Ne me laisse pas seul.
eden-paragallo
Charlie Morrison, du haut de ses vingt- sept ans, vivait toujours chez sa tante, dans le centre de Pacific Heights à San Francisco, et essayait de vivre de son talent d'écrivain. Le seul endroit où il arrivait à composer quelque chose de sensé était le Palais Hanté. Encore aujourd'hui, se faire une place dans le monde en tant qu'auteur se révélait être le parcours du combattant.
Gena Murphy avait vingt- cinq ans. Elle vivait avec sa mère dans le centre de Pacific Heights. Elle n'avait pas vraiment de but dans la vie. Elle se contentait de son emploi de serveuse au Palais Hanté et des hommes qu'elle fréquentait de temps à autre.
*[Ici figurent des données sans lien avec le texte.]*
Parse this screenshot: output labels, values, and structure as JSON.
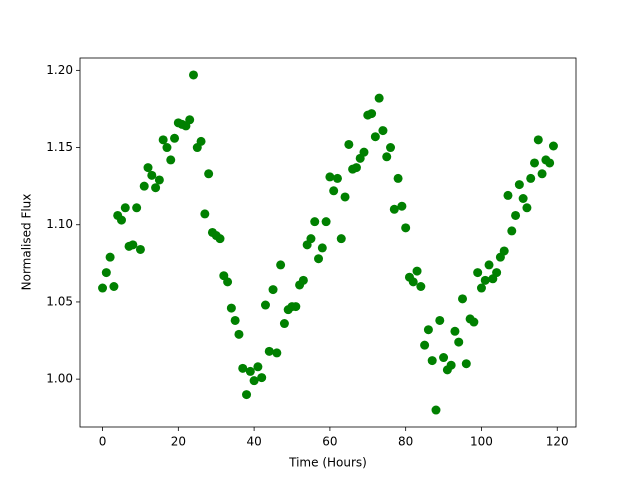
{
  "chart_data": {
    "type": "scatter",
    "xlabel": "Time (Hours)",
    "ylabel": "Normalised Flux",
    "color": "#008000",
    "x": [
      0,
      1,
      2,
      3,
      4,
      5,
      6,
      7,
      8,
      9,
      10,
      11,
      12,
      13,
      14,
      15,
      16,
      17,
      18,
      19,
      20,
      21,
      22,
      23,
      24,
      25,
      26,
      27,
      28,
      29,
      30,
      31,
      32,
      33,
      34,
      35,
      36,
      37,
      38,
      39,
      40,
      41,
      42,
      43,
      44,
      45,
      46,
      47,
      48,
      49,
      50,
      51,
      52,
      53,
      54,
      55,
      56,
      57,
      58,
      59,
      60,
      61,
      62,
      63,
      64,
      65,
      66,
      67,
      68,
      69,
      70,
      71,
      72,
      73,
      74,
      75,
      76,
      77,
      78,
      79,
      80,
      81,
      82,
      83,
      84,
      85,
      86,
      87,
      88,
      89,
      90,
      91,
      92,
      93,
      94,
      95,
      96,
      97,
      98,
      99,
      100,
      101,
      102,
      103,
      104,
      105,
      106,
      107,
      108,
      109,
      110,
      111,
      112,
      113,
      114,
      115,
      116,
      117,
      118,
      119
    ],
    "values": [
      1.059,
      1.069,
      1.079,
      1.06,
      1.106,
      1.103,
      1.111,
      1.086,
      1.087,
      1.111,
      1.084,
      1.125,
      1.137,
      1.132,
      1.124,
      1.129,
      1.155,
      1.15,
      1.142,
      1.156,
      1.166,
      1.165,
      1.164,
      1.168,
      1.197,
      1.15,
      1.154,
      1.107,
      1.133,
      1.095,
      1.093,
      1.091,
      1.067,
      1.063,
      1.046,
      1.038,
      1.029,
      1.007,
      0.99,
      1.005,
      0.999,
      1.008,
      1.001,
      1.048,
      1.018,
      1.058,
      1.017,
      1.074,
      1.036,
      1.045,
      1.047,
      1.047,
      1.061,
      1.064,
      1.087,
      1.091,
      1.102,
      1.078,
      1.085,
      1.102,
      1.131,
      1.122,
      1.13,
      1.091,
      1.118,
      1.152,
      1.136,
      1.137,
      1.143,
      1.147,
      1.171,
      1.172,
      1.157,
      1.182,
      1.161,
      1.144,
      1.15,
      1.11,
      1.13,
      1.112,
      1.098,
      1.066,
      1.063,
      1.07,
      1.06,
      1.022,
      1.032,
      1.012,
      0.98,
      1.038,
      1.014,
      1.006,
      1.009,
      1.031,
      1.024,
      1.052,
      1.01,
      1.039,
      1.037,
      1.069,
      1.059,
      1.064,
      1.074,
      1.065,
      1.069,
      1.079,
      1.083,
      1.119,
      1.096,
      1.106,
      1.126,
      1.117,
      1.111,
      1.13,
      1.14,
      1.155,
      1.133,
      1.142,
      1.14,
      1.151
    ],
    "xlim": [
      -5.95,
      124.95
    ],
    "xticks": [
      0,
      20,
      40,
      60,
      80,
      100,
      120
    ],
    "ylim": [
      0.969,
      1.208
    ],
    "yticks": [
      {
        "value": 1,
        "label": "1.00"
      },
      1.05,
      {
        "value": 1.1,
        "label": "1.10"
      },
      1.15,
      {
        "value": 1.2,
        "label": "1.20"
      }
    ]
  }
}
Le Palais Hanté était un bar à la fois underground et baroque, avec ses banquettes en velours couleur aubergine, ses miroirs tarabiscotés en fer noir et la peinture couleur ailes de corbeau qui recouvrait les murs. Au plafond, des énormes néons bleutés projetaient une lumière presque aveuglante, ce qui contrastait fortement avec le reste de la décoration du lieu. La cour à l'arrière du pub était entourée par des murs gigantesques. Des lampadaires en fer forgé y étaient accrochés de part et d'autres. La lumière était plutôt tamisée, ce qui donnait une ambiance assez intime. Il y avait tout un tas de plantes vertes suspendues disposées le long des fenêtres et des corniches du bâtiment. Du lierre glacier, des chaînes de cœurs, des codonanthes, de la fougère ainsi qu'une dizaine de rosiers grimpants massifs de part et d'autre des murs.
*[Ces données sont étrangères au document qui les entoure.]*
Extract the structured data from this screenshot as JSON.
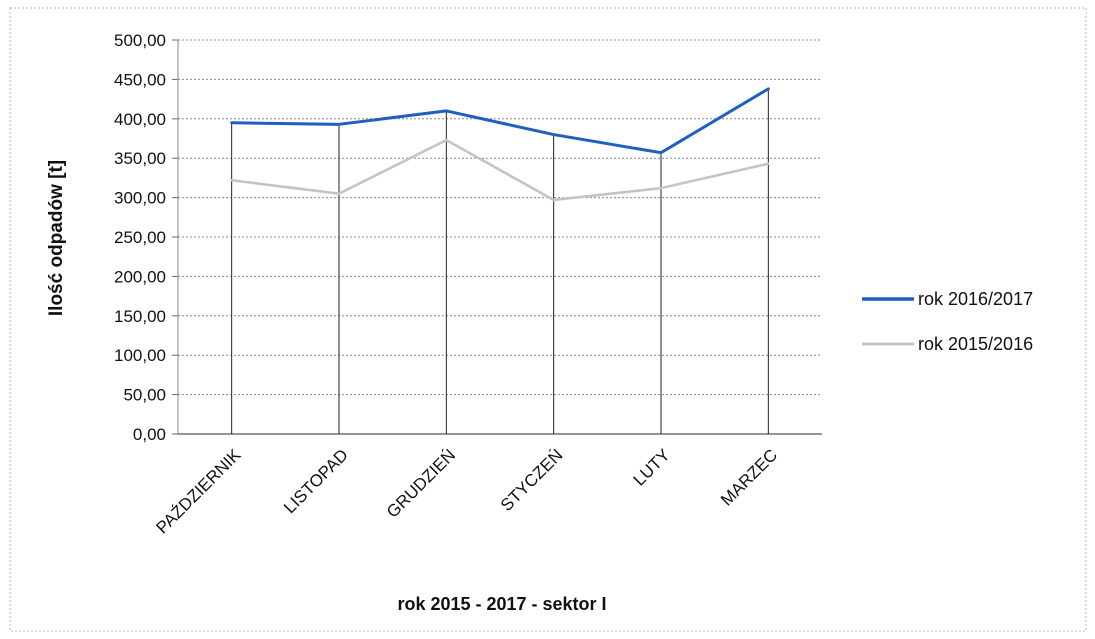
{
  "chart_data": {
    "type": "line",
    "title": "",
    "xlabel": "rok 2015 - 2017 - sektor I",
    "ylabel": "Ilość odpadów [t]",
    "categories": [
      "PAŹDZIERNIK",
      "LISTOPAD",
      "GRUDZIEŃ",
      "STYCZEŃ",
      "LUTY",
      "MARZEC"
    ],
    "ylim": [
      0,
      500
    ],
    "ytick_step": 50,
    "ytick_labels": [
      "0,00",
      "50,00",
      "100,00",
      "150,00",
      "200,00",
      "250,00",
      "300,00",
      "350,00",
      "400,00",
      "450,00",
      "500,00"
    ],
    "grid": true,
    "legend_position": "right",
    "series": [
      {
        "name": "rok 2016/2017",
        "color": "#1f5fbf",
        "values": [
          395,
          393,
          410,
          380,
          357,
          438
        ]
      },
      {
        "name": "rok 2015/2016",
        "color": "#c4c4c4",
        "values": [
          322,
          305,
          373,
          297,
          312,
          343
        ]
      }
    ]
  }
}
Lorsque Charlie et Gena se croisaient c'était chaque fois le même regard. Bref mais tout aussi perçant et intense. Ils se voyaient tous les jours au Palais Hanté depuis des mois. Lui, commandait sa bière habituelle et son paquet de cigarettes mentholées avant de s'installer dans un coin tranquille pour travailler son manuscrit. Elle, était toujours occupée à servir des clients, courant à droite et à gauche entre deux pauses cigarettes. Ils ne se parlaient jamais. Pas même pour se dire bonjour.
Gena travaillait tous les soirs de vingt- et- une heures à deux heures du matin. Après son service, elle trouvait toujours le moyen de faire la fête pour décompresser. Mais à l'aube suivante elle se réveillait le vague à l'âme et l'estomac dans les talons. Gena n'était pas douée pour les relations amoureuses. Elles s'étaient toutes terminées par le même échec. Pourtant, quelques années en arrière, elle avait essayé de toutes ses forces de s'investir et de trouver un peu de stabilité, une ou deux fois. Malgré cela, Mister Fail avait encore pointé le bout de son nez. Les hommes étaient cruels. Ils avaient le chic pour sans cesse lui rappeler qu'elle n'était qu'un jouet dans le coffre d'une petite fille capricieuse nommée société du vingt- troisième siècle. Après la seconde crise, elle s'était renfermée, n'étant plus qu'une coquille vide dans un océan pollué par l'opportunisme, l'oppression sociale et la corruption. Elle aurait pu tomber dans la débauche et assouvir certaines envies, mais le cœur n'y était pas et au fond, elle n'en voyait pas l'intérêt.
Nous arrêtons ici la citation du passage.